Dujarric also noted how this reduction in food assistance would contribute to the already crippling humanitarian situation in the besieged Gaza Strip, which is experiencing a ‘major energy crisis’. Leaders have warned that a dire humanitarian situation is pending in the coastal enclave after Israeli authorities approved reducing Gaza’s electricity supply by 40 per cent on Monday, upon the request of the Palestinian Authority (PA).

Palestinians in Gaza had already been coping with a crippling power crisis and daily, hours-long blackouts, while several districts have only been receiving four hours of electricity a day.

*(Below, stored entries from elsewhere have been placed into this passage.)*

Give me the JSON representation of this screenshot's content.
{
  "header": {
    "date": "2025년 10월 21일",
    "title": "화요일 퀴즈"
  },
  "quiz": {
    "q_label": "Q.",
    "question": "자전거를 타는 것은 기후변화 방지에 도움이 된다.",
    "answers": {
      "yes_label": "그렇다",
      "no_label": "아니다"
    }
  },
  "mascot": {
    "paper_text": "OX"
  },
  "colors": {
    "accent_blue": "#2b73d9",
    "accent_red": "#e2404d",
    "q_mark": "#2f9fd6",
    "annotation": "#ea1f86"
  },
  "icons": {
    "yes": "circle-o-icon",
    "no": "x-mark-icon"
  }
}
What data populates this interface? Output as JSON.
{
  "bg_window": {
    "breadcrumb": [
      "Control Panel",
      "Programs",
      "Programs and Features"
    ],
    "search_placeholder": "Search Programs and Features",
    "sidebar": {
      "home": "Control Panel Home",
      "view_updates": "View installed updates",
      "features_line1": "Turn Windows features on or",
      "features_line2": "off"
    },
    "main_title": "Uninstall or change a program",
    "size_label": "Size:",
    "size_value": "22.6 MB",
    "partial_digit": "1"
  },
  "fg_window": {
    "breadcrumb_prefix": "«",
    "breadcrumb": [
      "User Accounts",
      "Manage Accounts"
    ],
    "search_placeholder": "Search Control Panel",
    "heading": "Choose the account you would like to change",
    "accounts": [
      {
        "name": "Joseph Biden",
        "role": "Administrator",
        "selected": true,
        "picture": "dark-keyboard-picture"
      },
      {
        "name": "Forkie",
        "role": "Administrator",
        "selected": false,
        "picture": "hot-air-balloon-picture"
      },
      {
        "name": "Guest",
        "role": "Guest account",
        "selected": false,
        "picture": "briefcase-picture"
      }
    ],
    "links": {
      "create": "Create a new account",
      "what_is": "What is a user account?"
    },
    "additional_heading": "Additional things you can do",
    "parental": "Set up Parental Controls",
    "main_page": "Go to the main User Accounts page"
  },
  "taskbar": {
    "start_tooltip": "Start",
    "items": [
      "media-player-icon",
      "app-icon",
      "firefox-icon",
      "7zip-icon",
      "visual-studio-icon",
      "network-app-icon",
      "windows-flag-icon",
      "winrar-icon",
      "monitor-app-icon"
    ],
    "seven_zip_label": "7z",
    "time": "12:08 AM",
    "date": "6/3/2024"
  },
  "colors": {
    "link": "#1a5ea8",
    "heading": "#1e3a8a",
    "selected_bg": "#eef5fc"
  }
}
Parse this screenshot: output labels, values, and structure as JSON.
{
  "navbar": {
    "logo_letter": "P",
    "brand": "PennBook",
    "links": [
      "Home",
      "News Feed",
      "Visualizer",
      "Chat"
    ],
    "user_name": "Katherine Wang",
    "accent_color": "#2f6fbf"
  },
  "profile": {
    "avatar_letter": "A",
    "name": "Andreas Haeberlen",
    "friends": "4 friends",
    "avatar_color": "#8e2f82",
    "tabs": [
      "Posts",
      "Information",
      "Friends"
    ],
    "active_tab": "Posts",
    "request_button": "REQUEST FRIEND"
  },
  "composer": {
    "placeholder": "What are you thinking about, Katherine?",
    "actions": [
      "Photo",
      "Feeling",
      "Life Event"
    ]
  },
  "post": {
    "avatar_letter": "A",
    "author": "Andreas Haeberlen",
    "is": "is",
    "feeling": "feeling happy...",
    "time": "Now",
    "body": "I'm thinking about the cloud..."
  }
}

The International Committee of the Red Cross (ICRC) and the United Nations (UN) Office for the Coordination of Humanitarian Affairs (OCHA) released reports this month, warning of a full-on crisis should the situation in Gaza continue on its current trajectory.

Dujarric’s statement also came on the heels of Netanyahu’s demands to shutter UNRWA, the UN agency responsible for providing services to some five million Palestinian refugees, and calling for the organisation to be integrated into the UNHCR – the UN High Commissioner for Refugees – after a tunnel was found beneath two UNRWA schools in central Gaza.

On Tuesday, Bo Schack, the director of UNRWA’s operations in the Gaza Strip, rejected Netanyahu’s statements and added that UNRWA was established by a UN General Assembly resolution and that an individual government did not have the power to dismantle it.

UNRWA spokesman Chris Gunness also responded to Netanyahu’s comments on Sunday by noting that UNRWA’s fate was decided only by the UN General Assembly, which extended the agency’s mandate by three years in December ‘by a large majority’. Gunness added that the issue of Palestinian refugees – who number an estimated 6.5 million according to legal NGO BADIL – could only be resolved through a negotiated end to the Israeli-Palestinian refugee conflict, instead of shuttering an aid agency catering to their humanitarian needs.

‘The situation of Palestine refugees needs to be resolved as part of a political resolution of the conflict between Israelis and Palestinians,’ Gunness added. ‘It is time for political action to resolve this long-standing crisis.’

According to UNRWA, 80 per cent of Palestinians in Gaza are dependent on humanitarian assistance, as the two million Palestinians in the Gaza Strip are sealed inside the coastal enclave due to a military blockade imposed by Israel and upheld by Egypt on the southern border, which turned 10 years old in June.